Já inúmeras vezes falei mal – ou critiquei negativamente falando mal, com acidez e algum desprezo violento – o stand up que se faz em Portugal e a comédia e os comediantes que por cá passeiam a sua falta de classe. De classe e de qualidade. E resolvi voltar ao assunto por uma série de acontecimentos, tristes, pese embora seja de comédia que se fale, e que despertaram em mim o lado negro da minha vesícula.

Aqui há umas semanas voltei a sair de casa para ir assistir a um espectáculo de stand up. O facto de ter um amigo em palco – e um amigo cujo trabalho admiro e respeito – foi razão suficiente para me deslocar ao Hot Five, um bar aqui do Porto, e a passar uma hora mergulhado na mais fedorenta vergonha alheia, um presente do dono do bar e mestre-de-cerimónias, e de um dos seus convidados, apresentado como o futuro do stand up em Portugal e alguém a seguir com muita atenção. Pois bem, do mestre-de-cerimónias já sabia eu há muitos anos não ter o mínimo jeito para a coisa. Não tem piada, não tem postura e comete aquele erro típico de quem não tem jeito nem piada e que é refugiar-se nos amigos que tem na sala. O convidado era ainda pior, pelo que não merece que eu escreva mais do que isto.

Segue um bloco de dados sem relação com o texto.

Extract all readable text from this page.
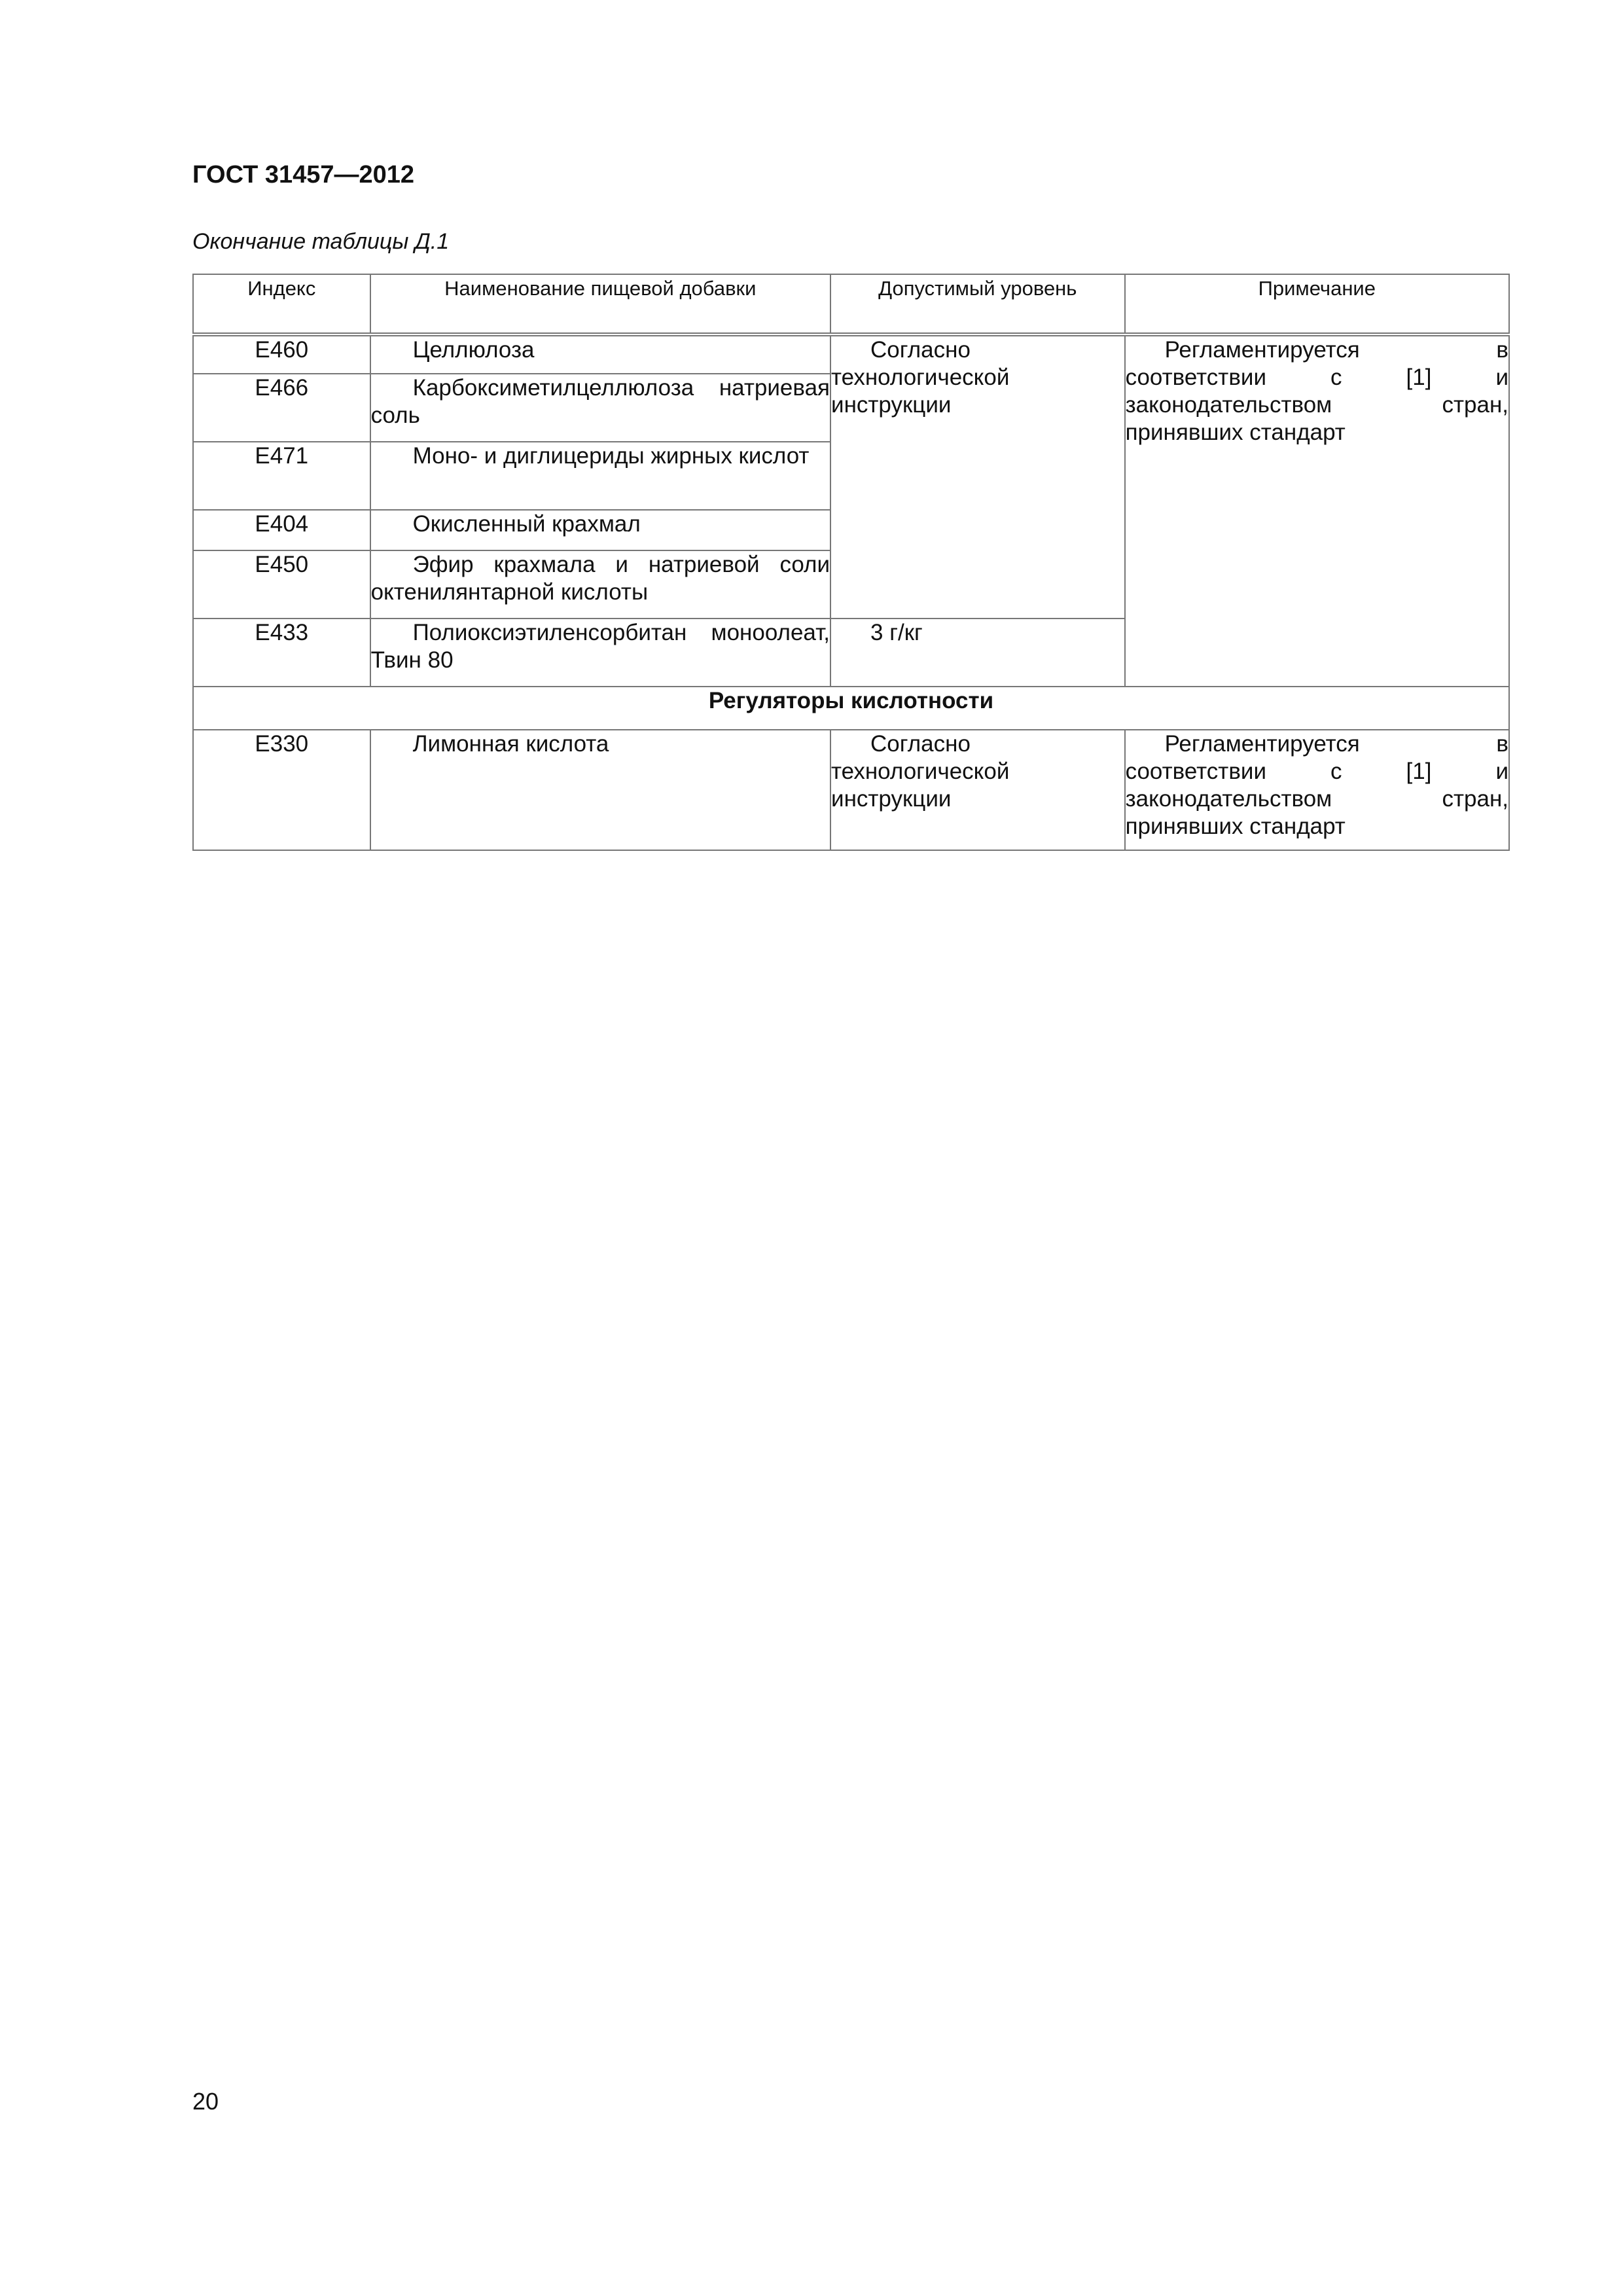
ГОСТ 31457—2012
Окончание таблицы Д.1
Индекс	Наименование пищевой добавки	Допустимый уровень	Примечание
Е460	Целлюлоза	Согласно технологической инструкции	Регламентируется в соответствии с [1] и законодательством стран, принявших стандарт

Е466	Карбоксиметилцеллюлоза натриевая соль		

Е471	Моно- и диглицериды жирных кислот		

Е404	Окисленный крахмал		

Е450	Эфир крахмала и натриевой соли октенилянтарной кислоты		

Е433	Полиоксиэтиленсорбитан моноолеат, Твин 80	3 г/кг	

Регуляторы кислотности			
Е330	Лимонная кислота	Согласно технологической инструкции	Регламентируется в соответствии с [1] и законодательством стран, принявших стандарт
20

Ou seja, dez anos, mais coisa menos coisa, desde que comecei a seguir o stand up português, chego à conclusão de que nada mudou. E nada mudou porque pura e simplesmente o stand up português teve sucesso. Inesperado, para mim, mas sucesso. E de repente toda a gente queria fazer aquilo, custasse o que custasse, fosse qual fosse o caminho. E foi por isso que surgiram comediantes – embora me custe, e muito, chamar-lhes isso – que sem que nada o fizesse esperar atingiram um glorioso patamar de fama e sucesso. Outros, felizmente, desapareceram como se nunca tivessem existido. E ainda bem.

Ainda bem, sim senhor, mas se esses já não nos fazem mal, outros há, os que atingiram o tal patamar, e outros que ainda vão a caminho de o atingir, que continuam a infligir-nos um mal, dir-se-ia, irremediável. A culpa é deles, claro está, mas é acima de tudo de uma indústria, a do entretenimento, que se alimenta do que eles produzem, alimentando os papalvos que os continuam a idolatrar.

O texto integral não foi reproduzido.